The 144-year-old pharmaceutical team built a platform that uses AI to process data about adverse events.
By Clint Boulton
Assembling information about adverse reactions to drugs vexes pharmaceutical companies, which are required to produce reports on any incidents to federal regulators. The far-flung data arrives in different languages and formats, making it hard to manage.
Eli Lilly has cracked the code on this task, known in industry parlance as pharmacovigilance, using artificial intelligence (AI) software that automatically routes and processes information about adverse events.
“Our primary business driver is to increase productivity and reduce the cost of processing adverse events, while maintaining a high standard of quality and compliance,” says Tim Coleman, vice president and information officer of Eli Lilly’s medicines development unit.
Pharmacovigilance is a labyrinthine process. Safety departments within global pharmaceutical purveyors verify and review tens of thousands of cases before transferring them to a reporting database. The cases are then sent to governing agencies within a certain timeframe.

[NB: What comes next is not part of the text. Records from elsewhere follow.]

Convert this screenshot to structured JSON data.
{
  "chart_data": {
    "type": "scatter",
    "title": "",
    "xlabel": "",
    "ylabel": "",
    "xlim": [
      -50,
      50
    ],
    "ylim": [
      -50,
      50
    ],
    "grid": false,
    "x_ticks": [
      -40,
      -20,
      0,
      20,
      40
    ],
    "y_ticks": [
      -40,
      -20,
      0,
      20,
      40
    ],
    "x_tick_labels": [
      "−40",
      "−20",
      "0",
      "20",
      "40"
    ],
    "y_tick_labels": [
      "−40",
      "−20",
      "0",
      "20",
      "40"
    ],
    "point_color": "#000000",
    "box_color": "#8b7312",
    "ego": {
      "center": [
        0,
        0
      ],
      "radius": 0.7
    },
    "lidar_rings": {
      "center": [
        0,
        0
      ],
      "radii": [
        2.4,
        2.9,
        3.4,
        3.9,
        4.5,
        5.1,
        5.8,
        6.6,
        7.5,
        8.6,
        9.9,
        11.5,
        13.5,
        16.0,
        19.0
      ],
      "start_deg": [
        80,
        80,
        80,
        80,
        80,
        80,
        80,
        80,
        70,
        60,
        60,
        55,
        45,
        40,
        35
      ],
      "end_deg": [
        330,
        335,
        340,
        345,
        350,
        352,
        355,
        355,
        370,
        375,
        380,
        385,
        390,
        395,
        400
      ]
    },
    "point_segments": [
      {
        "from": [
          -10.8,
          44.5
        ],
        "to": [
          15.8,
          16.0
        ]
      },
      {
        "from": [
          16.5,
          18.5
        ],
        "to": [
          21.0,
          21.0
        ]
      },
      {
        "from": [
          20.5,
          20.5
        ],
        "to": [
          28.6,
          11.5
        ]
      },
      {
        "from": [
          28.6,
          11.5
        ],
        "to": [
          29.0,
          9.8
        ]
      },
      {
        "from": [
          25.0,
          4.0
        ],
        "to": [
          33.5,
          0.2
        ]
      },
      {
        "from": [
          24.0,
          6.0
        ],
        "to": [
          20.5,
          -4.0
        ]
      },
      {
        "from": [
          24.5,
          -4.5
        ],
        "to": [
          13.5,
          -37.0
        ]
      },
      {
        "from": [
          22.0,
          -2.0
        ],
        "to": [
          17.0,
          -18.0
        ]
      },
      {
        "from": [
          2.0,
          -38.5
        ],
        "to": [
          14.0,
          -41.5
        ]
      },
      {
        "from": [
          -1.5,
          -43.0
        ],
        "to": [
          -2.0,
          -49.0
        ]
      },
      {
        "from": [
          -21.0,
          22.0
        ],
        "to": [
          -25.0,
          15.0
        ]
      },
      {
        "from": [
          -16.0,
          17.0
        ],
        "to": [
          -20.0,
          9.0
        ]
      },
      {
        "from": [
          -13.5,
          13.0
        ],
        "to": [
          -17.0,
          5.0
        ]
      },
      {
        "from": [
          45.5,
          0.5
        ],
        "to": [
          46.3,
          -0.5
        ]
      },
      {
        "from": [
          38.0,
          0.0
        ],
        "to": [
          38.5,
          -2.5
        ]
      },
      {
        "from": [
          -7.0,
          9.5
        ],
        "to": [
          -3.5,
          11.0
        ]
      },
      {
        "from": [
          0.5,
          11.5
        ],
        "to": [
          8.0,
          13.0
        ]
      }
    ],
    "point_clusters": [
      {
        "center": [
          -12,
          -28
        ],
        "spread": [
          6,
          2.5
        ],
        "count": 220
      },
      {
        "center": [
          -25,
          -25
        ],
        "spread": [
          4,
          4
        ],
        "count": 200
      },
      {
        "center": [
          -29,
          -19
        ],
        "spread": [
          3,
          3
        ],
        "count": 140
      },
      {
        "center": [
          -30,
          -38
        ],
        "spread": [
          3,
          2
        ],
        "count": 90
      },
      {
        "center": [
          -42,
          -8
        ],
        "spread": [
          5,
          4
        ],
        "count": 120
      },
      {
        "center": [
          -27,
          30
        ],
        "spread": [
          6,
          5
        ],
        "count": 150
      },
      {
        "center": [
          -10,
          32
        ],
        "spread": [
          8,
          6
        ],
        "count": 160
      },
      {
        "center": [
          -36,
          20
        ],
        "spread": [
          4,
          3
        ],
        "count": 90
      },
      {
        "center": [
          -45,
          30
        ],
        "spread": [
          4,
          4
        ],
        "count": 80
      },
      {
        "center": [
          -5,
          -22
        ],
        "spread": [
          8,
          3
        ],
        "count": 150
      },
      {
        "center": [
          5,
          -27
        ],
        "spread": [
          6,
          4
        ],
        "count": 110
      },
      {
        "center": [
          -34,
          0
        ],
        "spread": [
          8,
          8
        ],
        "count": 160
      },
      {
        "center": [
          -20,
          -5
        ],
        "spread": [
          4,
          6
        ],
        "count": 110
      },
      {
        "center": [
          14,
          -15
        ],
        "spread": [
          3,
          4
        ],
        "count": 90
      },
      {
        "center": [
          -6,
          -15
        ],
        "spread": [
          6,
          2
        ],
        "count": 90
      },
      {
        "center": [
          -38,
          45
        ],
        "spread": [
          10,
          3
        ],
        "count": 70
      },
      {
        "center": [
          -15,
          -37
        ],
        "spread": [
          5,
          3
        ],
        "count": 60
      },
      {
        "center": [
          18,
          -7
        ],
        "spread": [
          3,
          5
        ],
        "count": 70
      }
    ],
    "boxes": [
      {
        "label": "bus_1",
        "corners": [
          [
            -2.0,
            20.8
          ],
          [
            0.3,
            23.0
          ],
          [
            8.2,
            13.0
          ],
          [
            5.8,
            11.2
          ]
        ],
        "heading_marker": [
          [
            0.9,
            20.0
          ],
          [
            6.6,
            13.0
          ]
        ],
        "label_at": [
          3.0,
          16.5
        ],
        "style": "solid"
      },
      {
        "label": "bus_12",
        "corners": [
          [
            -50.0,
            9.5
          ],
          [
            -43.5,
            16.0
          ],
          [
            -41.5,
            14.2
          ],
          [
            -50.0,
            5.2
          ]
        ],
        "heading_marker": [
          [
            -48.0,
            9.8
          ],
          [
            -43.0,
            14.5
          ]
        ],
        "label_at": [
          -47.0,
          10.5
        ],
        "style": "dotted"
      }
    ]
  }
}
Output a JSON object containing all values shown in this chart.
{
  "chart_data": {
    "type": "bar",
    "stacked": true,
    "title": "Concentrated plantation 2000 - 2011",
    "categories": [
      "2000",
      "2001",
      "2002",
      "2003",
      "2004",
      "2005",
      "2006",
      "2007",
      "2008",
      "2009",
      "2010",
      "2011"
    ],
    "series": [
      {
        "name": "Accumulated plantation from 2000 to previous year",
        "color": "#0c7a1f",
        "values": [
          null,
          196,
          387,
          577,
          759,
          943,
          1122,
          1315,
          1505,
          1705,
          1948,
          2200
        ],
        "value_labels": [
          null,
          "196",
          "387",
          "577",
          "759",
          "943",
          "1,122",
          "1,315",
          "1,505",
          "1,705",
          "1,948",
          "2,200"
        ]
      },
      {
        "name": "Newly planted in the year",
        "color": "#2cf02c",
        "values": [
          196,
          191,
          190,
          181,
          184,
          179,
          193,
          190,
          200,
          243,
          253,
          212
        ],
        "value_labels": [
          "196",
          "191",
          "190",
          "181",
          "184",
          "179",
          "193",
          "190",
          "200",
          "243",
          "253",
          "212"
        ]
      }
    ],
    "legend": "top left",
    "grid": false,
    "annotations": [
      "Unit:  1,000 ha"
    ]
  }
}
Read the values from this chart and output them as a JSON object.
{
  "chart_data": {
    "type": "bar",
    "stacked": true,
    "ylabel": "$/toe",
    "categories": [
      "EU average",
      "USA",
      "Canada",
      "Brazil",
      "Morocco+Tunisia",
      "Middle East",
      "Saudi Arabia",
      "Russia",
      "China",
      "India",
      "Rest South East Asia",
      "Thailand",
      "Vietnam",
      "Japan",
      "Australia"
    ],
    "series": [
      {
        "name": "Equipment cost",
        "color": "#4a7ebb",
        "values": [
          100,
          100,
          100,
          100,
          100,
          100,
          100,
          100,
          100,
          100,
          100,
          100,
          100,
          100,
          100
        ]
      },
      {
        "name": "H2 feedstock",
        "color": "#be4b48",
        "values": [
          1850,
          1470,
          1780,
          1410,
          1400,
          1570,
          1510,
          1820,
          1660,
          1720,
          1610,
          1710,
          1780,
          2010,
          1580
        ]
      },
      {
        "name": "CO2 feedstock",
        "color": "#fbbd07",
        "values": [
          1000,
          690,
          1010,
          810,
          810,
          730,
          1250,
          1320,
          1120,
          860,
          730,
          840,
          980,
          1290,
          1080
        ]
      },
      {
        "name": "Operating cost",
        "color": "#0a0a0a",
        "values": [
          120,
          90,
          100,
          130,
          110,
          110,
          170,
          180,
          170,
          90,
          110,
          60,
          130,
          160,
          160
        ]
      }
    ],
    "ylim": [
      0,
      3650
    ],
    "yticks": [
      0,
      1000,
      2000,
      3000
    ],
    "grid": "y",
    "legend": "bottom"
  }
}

Converting each case from the format in which it is reported into one that can be easily reviewed by regulators is a complex, laborious process. Moreover, the goalposts frequently move in accordance with ever-evolving regulations. Assessing the impact and efficacy of these efforts, from informatics to reporting, is also challenging.
Convening a cross-functional team
With the number of adverse events growing between 10 percent to 15 percent each year, improving the intake process for cases is critical for Eli Lilly, which must reduce operational expenditures so that the company can shift funding to developing medicines and improving patient outcomes.
“Historically this [case management] process has been very manual, labor-intensive and costly,” says Coleman, who led the initiative.
In 2017, the company assembled a cross-functional team composed of case managers from its global patient safety organization, procurement, quality and IT. Subject matter experts and other business staff communicated to IT the pressing need to improve the cycle time of reporting adverse events.
The team built MosaicPV, an intelligent intake platform that automates the business rules used to triage and manage these reports. The software ingests both structured and unstructured case data about adverse events from global call centers, email systems and patient connection platforms into a data lake.
There natural language processing (NLP) software “reads” the adverse event information, as machine learning (ML) algorithms and rule-based models interpret the information and make predictions. At a high level, MosaicPV is comparable to how robotic process automation technologies help insurance and financial services companies process claims and other critical documents.
The platform has exceeded initial business case estimates based on improvement in cycle times in processing cases, as well as a reduction in time case processors spend examining case files, while adhering to data quality and compliance standards, says Coleman. “They are able to focus on higher value-add activities,” Coleman says, of staff who previously processed claims. The tool also garnered a IDG 2020 FutureEdge 50 award for use of emerging technology to transform business operations.
Think big and be agile
Coleman credits adopting an agile development methodology, something Eli Lilly has found success with in various other areas of it business, with the team’s ability to roll out MosaicPV. Using waterfall, the team wouldn’t have delivered improved business process and cost savings, according to Eli Lilly.
Following two releases in 2018, Coleman’s team rolled out a third version in August 2019, adding several new features, new user personas and new data sources. It also refined the machine learning and NLP models and migrated the system to Amazon Web Services, affording it the ability to rapidly scale while reducing Eli Lilly’s need to manage infrastructure. Release 4, scheduled to go live this year, will include new data analytics functionality and the ability to handle cases in other languages.
Rapid software development under the aegis of an agile, product-centric ethos was the company’s greatest hurdle. Employees undertook a significant amount of reskilling to learn how to work with and refine AI software, Coleman says. The team also had to learn to be “product owners” as they worked side-by-side for months, participating in agile scrums to build software for a highly regulated area. It required business and IT teams to break down the siloes in which they are accustomed to working, Coleman says, adding that PwC came onboard to assist and train the team.
“We challenged the team to leave their titles and respective roles at the door,” Coleman says, adding that the team adapted well and learned from the experience through three releases.
Keys to agile success
Coleman offers tips for fostering successful agile product teams.
Talent makes the difference. It’s hard to succeed without good people in the team, so Coleman made sure he included the right expertise to solve the problem, starting with staff who value teamwork and are aligned for a purpose to achieve a desired outcome.
Understand strengths and weakness of team. Knowing what you have and what you need regarding expertise requires examining both internal and external resources to mitigate risks of failure.
Don’t be afraid to think big. “Thinking out of the box is the key to success for projects and programs,” Coleman says.